Uma Imersão Cultural em Austin
Com um aroma irresistível de café fresco, o pão de queijo quentinho e a mágica da música mineira, Minas Gerais deu um show à parte na Casa Minas durante o South by Southwest 2026. Este espaço, dedicado a promover a riqueza da cultura mineira, proporciona um ambiente onde a tradição se encontra com a inovação, materializando a ideia de que grandes iniciativas nascem ao redor da mesa, conectando cultura, tecnologia e um olhar voltado para o futuro.

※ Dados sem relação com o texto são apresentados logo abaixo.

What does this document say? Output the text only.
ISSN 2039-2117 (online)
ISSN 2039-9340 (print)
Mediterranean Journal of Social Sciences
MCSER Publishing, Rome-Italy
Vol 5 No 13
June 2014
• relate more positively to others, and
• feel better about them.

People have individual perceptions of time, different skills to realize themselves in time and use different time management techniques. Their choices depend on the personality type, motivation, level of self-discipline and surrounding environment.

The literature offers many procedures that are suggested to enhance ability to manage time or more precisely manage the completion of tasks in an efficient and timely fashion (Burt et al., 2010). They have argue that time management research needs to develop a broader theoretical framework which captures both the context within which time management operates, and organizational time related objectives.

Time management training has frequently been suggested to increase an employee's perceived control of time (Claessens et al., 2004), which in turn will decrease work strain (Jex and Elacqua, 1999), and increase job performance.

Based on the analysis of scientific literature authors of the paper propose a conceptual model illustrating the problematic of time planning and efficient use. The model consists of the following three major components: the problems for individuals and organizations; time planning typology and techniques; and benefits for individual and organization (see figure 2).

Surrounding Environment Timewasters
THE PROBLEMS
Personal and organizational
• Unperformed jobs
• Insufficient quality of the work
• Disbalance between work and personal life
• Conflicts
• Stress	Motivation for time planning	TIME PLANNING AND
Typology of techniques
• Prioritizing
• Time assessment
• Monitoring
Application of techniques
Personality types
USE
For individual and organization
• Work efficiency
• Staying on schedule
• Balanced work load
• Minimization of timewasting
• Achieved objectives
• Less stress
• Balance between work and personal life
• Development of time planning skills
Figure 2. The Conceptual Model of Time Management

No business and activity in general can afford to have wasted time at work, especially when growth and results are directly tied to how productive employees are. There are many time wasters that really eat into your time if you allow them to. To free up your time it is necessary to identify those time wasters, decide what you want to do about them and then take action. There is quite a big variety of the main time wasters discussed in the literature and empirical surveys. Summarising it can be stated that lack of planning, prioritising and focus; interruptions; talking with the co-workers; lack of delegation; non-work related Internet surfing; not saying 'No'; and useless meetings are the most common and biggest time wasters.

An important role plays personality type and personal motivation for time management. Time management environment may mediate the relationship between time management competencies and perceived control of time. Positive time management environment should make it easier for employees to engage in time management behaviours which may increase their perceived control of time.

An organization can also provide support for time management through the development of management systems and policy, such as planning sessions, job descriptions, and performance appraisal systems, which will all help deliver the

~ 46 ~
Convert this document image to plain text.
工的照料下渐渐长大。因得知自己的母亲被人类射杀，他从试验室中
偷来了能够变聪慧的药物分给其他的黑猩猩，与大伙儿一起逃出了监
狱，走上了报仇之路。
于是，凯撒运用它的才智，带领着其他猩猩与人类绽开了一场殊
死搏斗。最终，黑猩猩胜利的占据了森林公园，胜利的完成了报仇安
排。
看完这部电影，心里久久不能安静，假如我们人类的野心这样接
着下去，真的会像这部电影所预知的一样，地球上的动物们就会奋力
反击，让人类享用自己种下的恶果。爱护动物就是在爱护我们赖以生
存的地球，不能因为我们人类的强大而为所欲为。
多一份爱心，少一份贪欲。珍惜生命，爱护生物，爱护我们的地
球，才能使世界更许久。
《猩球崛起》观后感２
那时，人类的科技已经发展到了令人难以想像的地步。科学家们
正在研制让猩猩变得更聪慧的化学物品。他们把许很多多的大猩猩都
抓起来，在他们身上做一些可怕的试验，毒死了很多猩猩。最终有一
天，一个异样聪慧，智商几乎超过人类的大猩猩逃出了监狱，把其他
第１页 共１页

A abertura da Casa Minas coincidiu com o tão aguardado Minas Day, que ocorreu no dia 14 de março. Durante essa data, quatro painéis enriqueceram a programação do festival, reunindo especialistas de instituições mineiras e líderes globais da tecnologia. Os debates abordaram temas cruciais como transição energética, minerais críticos, inteligência artificial e economia criativa, destacando a relevância de Minas na cena global.
Um Espaço Cultural Único
Enquanto os debates oficiais do festival tomavam forma, a Casa Minas se apresentou como uma extensão cultural vibrante, onde arte e negócios coexistem em perfeita harmonia. O objetivo é dar ao público internacional uma visão contemporânea de Minas Gerais, um estado que é sinônimo de tradição, criatividade e inovação. Segundo a secretária de Estado de Cultura e Turismo, Bárbara Botega, “a presença de Minas Gerais no South by Southwest faz parte de uma estratégia de posicionamento internacional. A Casa Minas foi concebida para apresentar ao mundo o que temos de mais autêntico: nossa produção cultural, nossa música e a força da nossa cozinha.”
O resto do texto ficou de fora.